The finding of this study showed a high level of item-scale correlations (i.e., correlations of an item with its own scale) greater than minimum value of 0.4 recommended by Ware et al. [10]. The finding showed that definite scaling success was met because the difference between the item-hypothesized scale and item-other scale correlation were >2 S.D. (i.e. >0.15) as recommended [10]. All items in the Yoruba SF-36 correlated strongly with its hypothesized scale than with scales measuring other concepts except the correlation of item 1 (i.e.” in general would you say your health is?”) of GH with RE, SF, BP and VT scales. Also, item-scale correlations were comparable within each scale, except item 1 which is similar to the findings of a previous study by Sararaks et al. [20]. Therefore, the pattern of item-scales correlation in this study was consistent with the recommendations for good psychometric criteria for SF-36 translations and cultural adaptions [31, 32, 3441]. In addition, the test-retest results of the Cronbach’s α and ICC confirm high reliability of the Yoruba SF-36 at the level of scales and domains, greater than 0.7 coefficient level for good reliability for group-level analyses [8, 4244].

This study’s findings on concurrent and discriminant validity, reliability and internal consistency indicates that the Yoruba SF-36 is a valid tool to assess HRQoL among Yoruba populace.

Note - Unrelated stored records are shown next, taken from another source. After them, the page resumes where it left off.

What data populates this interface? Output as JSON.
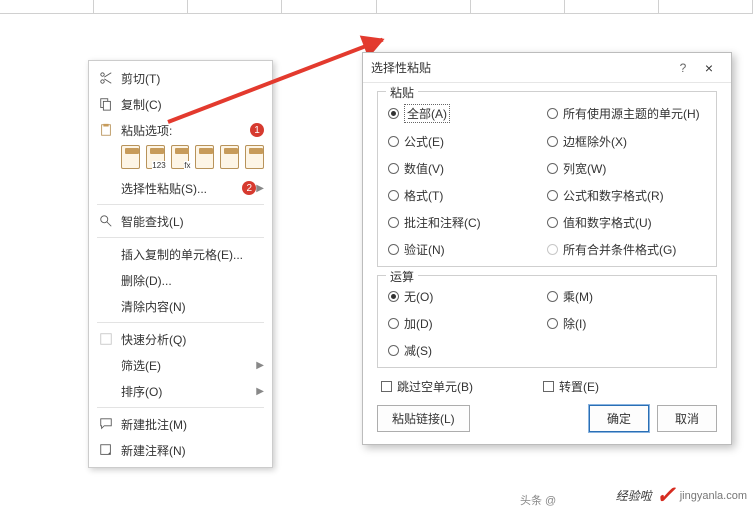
{
  "context_menu": {
    "cut": "剪切(T)",
    "copy": "复制(C)",
    "paste_options": "粘贴选项:",
    "paste_special": "选择性粘贴(S)...",
    "smart_lookup": "智能查找(L)",
    "insert_copied": "插入复制的单元格(E)...",
    "delete": "删除(D)...",
    "clear": "清除内容(N)",
    "quick_analysis": "快速分析(Q)",
    "filter": "筛选(E)",
    "sort": "排序(O)",
    "new_comment": "新建批注(M)",
    "new_note": "新建注释(N)"
  },
  "badges": {
    "b1": "1",
    "b2": "2"
  },
  "dialog": {
    "title": "选择性粘贴",
    "help": "?",
    "close": "×",
    "group_paste": "粘贴",
    "group_op": "运算",
    "paste_opts_left": [
      "全部(A)",
      "公式(E)",
      "数值(V)",
      "格式(T)",
      "批注和注释(C)",
      "验证(N)"
    ],
    "paste_opts_right": [
      "所有使用源主题的单元(H)",
      "边框除外(X)",
      "列宽(W)",
      "公式和数字格式(R)",
      "值和数字格式(U)",
      "所有合并条件格式(G)"
    ],
    "op_left": [
      "无(O)",
      "加(D)",
      "减(S)"
    ],
    "op_right": [
      "乘(M)",
      "除(I)"
    ],
    "skip_blanks": "跳过空单元(B)",
    "transpose": "转置(E)",
    "paste_link": "粘贴链接(L)",
    "ok": "确定",
    "cancel": "取消"
  },
  "watermark": {
    "big": "经验啦",
    "small": "jingyanla.com"
  },
  "toutiao": "头条 @"
}
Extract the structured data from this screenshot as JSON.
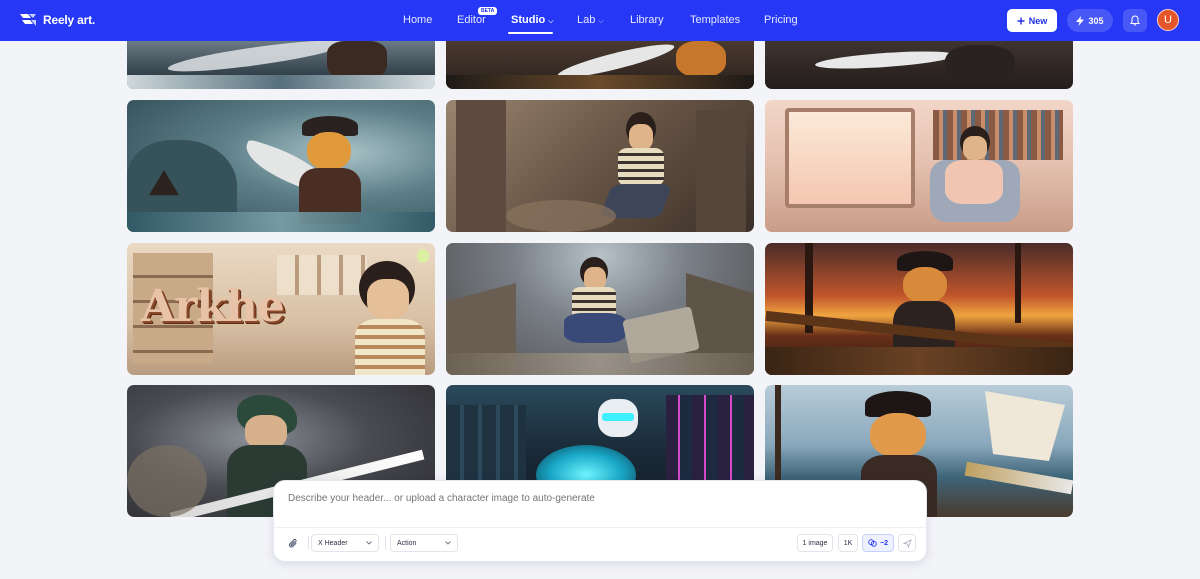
{
  "brand": {
    "name": "Reely art."
  },
  "nav": {
    "items": [
      {
        "label": "Home"
      },
      {
        "label": "Editor",
        "badge": "BETA"
      },
      {
        "label": "Studio",
        "active": true,
        "dropdown": true
      },
      {
        "label": "Lab",
        "dropdown": true
      },
      {
        "label": "Library"
      },
      {
        "label": "Templates"
      },
      {
        "label": "Pricing"
      }
    ],
    "new_label": "New",
    "credits": "305",
    "avatar_initial": "U",
    "icons": [
      "plus-icon",
      "lightning-icon",
      "bell-icon"
    ]
  },
  "gallery": {
    "items": [
      {
        "subject": "pirate cat sword slash, stormy sea (cropped)"
      },
      {
        "subject": "pirate cat sword slash, ship deck (cropped)"
      },
      {
        "subject": "pirate cat sword slash, dark cabin (cropped)"
      },
      {
        "subject": "pirate cat swinging sword in storm"
      },
      {
        "subject": "bearded man running through ruins"
      },
      {
        "subject": "bearded man relaxing in cozy room"
      },
      {
        "subject": "Arkhe lettering with bearded man",
        "text": "Arkhe"
      },
      {
        "subject": "bearded man leaping over rubble"
      },
      {
        "subject": "pirate cat with drink at sunset"
      },
      {
        "subject": "green-haired swordsman"
      },
      {
        "subject": "cyber cat in neon city"
      },
      {
        "subject": "pirate cat on ship deck"
      }
    ]
  },
  "prompt": {
    "placeholder": "Describe your header... or upload a character image to auto-generate",
    "format_select": "X Header",
    "style_select": "Action",
    "count_label": "1 image",
    "resolution_label": "1K",
    "cost_label": "−2"
  },
  "colors": {
    "nav_bg": "#2638f5",
    "accent": "#2638f5",
    "avatar": "#e4552a"
  }
}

The Yoruba SF-36 showed excellent psychometric properties comparable to the original American and other versions. However, item 1 (“In general would you say your health is?”) was poor on discriminant validity scores. Caution is recommended in the interpretation of the finding on item ‘1’ pending further studies. To validate the findings on the Yoruba SF-36 obtained in this study, further studies among various in health and disease populations are needed. The heterogeneity of sample population, mixed methods of sampling and using distance between two adjacent electric poles as equivalence of one block are potential limitations of this study.

Conclusion

The data quality, concurrent and discriminant validity, reliability and internal consistency of the Yoruba version of the SF-36 are adequate and it is recommended for measuring health-related quality of life among Yoruba population.